Stampedes and dependency failures: design for the ugly path

Most cache incidents aren’t because caching is hard. They’re because the system’s fallback behavior was never specified.

Common failure modes I’ve personally seen in production:

  • Cache stampede/dogpile: synchronized expirations cause a thundering herd to the DB
  • Cache outage: Redis cluster down or network partition → every request becomes a miss
  • Hot key: one key gets 80% of traffic and all refreshers fight over it
  • Negative caching bug: caching “not found” too long, making data appear missing

Mitigations that actually work:

  • Request coalescing (singleflight) per key
  • TTL jitter to desynchronize expirations
  • Stale-if-error and stale-while-revalidate so you don’t amplify upstream incidents
  • Circuit breaker + timeout on cache calls (yes, the cache can be the dependency that fails)
  • Bulkheads: separate Redis DBs / clusters or at least separate keyspaces for critical vs non-critical

Operational guardrails:

  • Treat cache timeouts as non-fatal for many endpoints (fallback to source if safe)
  • Cap regeneration concurrency (global and per-key)
  • Add rate limiting on regenerations if the DB is already struggling

Checkpoint:

  • You have a written “if cache is down” policy: fail open, fail closed, or serve stale — per endpoint.

Make it observable: dashboards and alerts that don’t lie

If you don’t instrument caching, you’ll end up with the classic executive summary: “Redis was involved.”

Minimal Prometheus metrics to expose

  • cache_requests_total{result="hit|miss|stale|error"}
  • cache_latency_seconds_bucket{operation="get|set"} (histogram)
  • backend_requests_total{dependency="postgres|upstream"}
  • cache_evictions_total (if available)

Example Prometheus alert rules:

groups:
  - name: cache-alerts
    rules:
      - alert: CacheHitRatioDropped
        expr: |
          (sum(rate(cache_requests_total{result="hit"}[5m]))
          / sum(rate(cache_requests_total[5m]))) < 0.70
        for: 10m
        labels:
          severity: page
        annotations:
          summary: "Cache hit ratio dropped below 70%"
          description: "Investigate key churn, TTLs, invalidation storms, or cache capacity."

      - alert: BackendQPSSpike
        expr: sum(rate(backend_requests_total{dependency="postgres"}[5m])) > 2 * sum(rate(backend_requests_total{dependency="postgres"}[1h]))
        for: 5m
        labels:
          severity: page
        annotations:
          summary: "DB QPS spiking (possible cache miss storm)"

      - alert: CacheErrorRateHigh
        expr: sum(rate(cache_requests_total{result="error"}[5m])) / sum(rate(cache_requests_total[5m])) > 0.01
        for: 10m
        labels:
          severity: page
        annotations:
          summary: "Cache error rate > 1%"

Dashboards that make debugging faster:

  • Hit ratio over time by keyspace
  • Backend QPS and latency aligned with cache misses
  • Stale-served rate (if SWR) — spikes during incidents are expected; sustained spikes are not

Checkpoint:

  • You can correlate: “hit ratio dropped → backend QPS rose → p95 rose” in one Grafana view.

Rollout like a grown-up: flags, canaries, and safe rollback

Caching changes production behavior in non-obvious ways.

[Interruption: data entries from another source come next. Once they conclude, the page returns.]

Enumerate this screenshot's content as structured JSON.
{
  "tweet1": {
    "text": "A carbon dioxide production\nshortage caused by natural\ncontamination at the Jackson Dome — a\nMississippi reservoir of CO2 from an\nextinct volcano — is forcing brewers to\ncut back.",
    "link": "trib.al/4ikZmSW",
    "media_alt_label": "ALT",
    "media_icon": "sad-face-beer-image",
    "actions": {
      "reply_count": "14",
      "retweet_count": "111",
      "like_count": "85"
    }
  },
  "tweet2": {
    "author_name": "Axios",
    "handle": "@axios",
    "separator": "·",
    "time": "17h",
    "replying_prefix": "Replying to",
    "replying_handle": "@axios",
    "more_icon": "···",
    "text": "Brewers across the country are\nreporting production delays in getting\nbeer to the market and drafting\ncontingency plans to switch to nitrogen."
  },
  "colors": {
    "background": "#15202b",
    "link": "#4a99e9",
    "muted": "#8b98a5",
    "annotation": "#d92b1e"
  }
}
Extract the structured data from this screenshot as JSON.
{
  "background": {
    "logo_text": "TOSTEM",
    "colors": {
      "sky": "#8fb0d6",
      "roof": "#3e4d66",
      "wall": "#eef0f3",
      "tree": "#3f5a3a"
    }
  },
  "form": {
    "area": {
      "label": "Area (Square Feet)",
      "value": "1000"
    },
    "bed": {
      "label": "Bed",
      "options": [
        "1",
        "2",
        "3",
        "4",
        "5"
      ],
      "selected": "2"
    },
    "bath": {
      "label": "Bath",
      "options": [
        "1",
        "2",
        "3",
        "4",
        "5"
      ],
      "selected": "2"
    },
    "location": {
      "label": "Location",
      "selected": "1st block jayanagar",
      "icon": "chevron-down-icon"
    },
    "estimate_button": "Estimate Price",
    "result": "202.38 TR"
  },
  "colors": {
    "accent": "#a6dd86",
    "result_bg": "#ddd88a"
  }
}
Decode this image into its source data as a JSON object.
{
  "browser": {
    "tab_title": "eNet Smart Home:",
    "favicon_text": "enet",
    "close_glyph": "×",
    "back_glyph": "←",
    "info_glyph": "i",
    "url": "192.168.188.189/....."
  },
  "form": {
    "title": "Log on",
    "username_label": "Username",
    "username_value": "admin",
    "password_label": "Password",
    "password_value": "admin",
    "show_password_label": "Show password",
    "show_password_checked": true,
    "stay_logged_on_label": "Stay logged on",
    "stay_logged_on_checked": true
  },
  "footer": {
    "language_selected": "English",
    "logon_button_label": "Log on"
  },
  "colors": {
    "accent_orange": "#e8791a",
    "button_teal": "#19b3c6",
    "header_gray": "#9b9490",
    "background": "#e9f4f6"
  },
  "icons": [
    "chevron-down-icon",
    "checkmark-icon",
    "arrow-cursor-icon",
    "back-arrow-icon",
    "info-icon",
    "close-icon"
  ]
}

Roll it out like you would a database migration.

  1. Ship instrumentation first (no behavior change)
  2. Enable caching behind a feature flag (LaunchDarkly, Unleash, or your in-house system)
  3. Canary: 1% → 10% → 50% → 100%, watching:
    • p95/p99 latency
    • backend QPS
    • error rate
    • stale-served rate
  4. Load test cold vs warm cache (people forget cold-cache behavior and then get wrecked on deploy)
  5. Plan invalidation events (deploys, backfills, re-indexes). “We flushed Redis” is not a strategy.

If you’re dealing with AI-assisted “vibe coded” caching (I’ve seen plenty), do an explicit pass for:

  • Missing key dimensions (auth/tenant) → data leaks
  • Unbounded caches in-process → OOMKills in Kubernetes
  • No timeouts on Redis calls → threadpool starvation

This is the kind of cleanup GitPlumbers gets called in for: the cache exists, but it’s actively making outages worse.

Checkpoint:

  • Rollback is a flag flip, not a redeploy, and you’ve tested it.

Related Resources

Key takeaways

  • Treat caching as a reliability primitive: it should *degrade gracefully* when dependencies fail.
  • Design a layered cache: browser/CDN → edge/proxy → service/in-process → distributed cache → database.
  • Pick patterns intentionally (read-through vs write-through vs async refresh) and be explicit about staleness.
  • Prevent stampedes with request coalescing, TTL jitter, and stale-while-revalidate.
  • Instrument caches like production systems: hit ratio, p95/p99, backend QPS, evictions, stale-served, and error rates.
  • Roll out caching behind flags with guardrails; verify impact with load tests and production canaries.

Implementation checklist

  • Define an SLO for the endpoint(s) you’re caching and the acceptable staleness window.
  • Instrument baseline latency (`p50/p95/p99`), backend QPS, and error rate before adding caching.
  • Choose cache layers and ownership (CDN vs service vs shared Redis).
  • Design cache keys and versioning (include tenant, locale, auth scope, and schema version).
  • Select caching pattern per data shape (read-through, write-through, refresh-ahead, SWR).
  • Add stampede protection (singleflight/coalescing, TTL jitter, locks) and failure policy (stale-if-error).
  • Add cache observability: hit/miss, evictions, memory, stale-served, lock contention.
  • Roll out via feature flag/canary; validate business KPIs and rollback plan.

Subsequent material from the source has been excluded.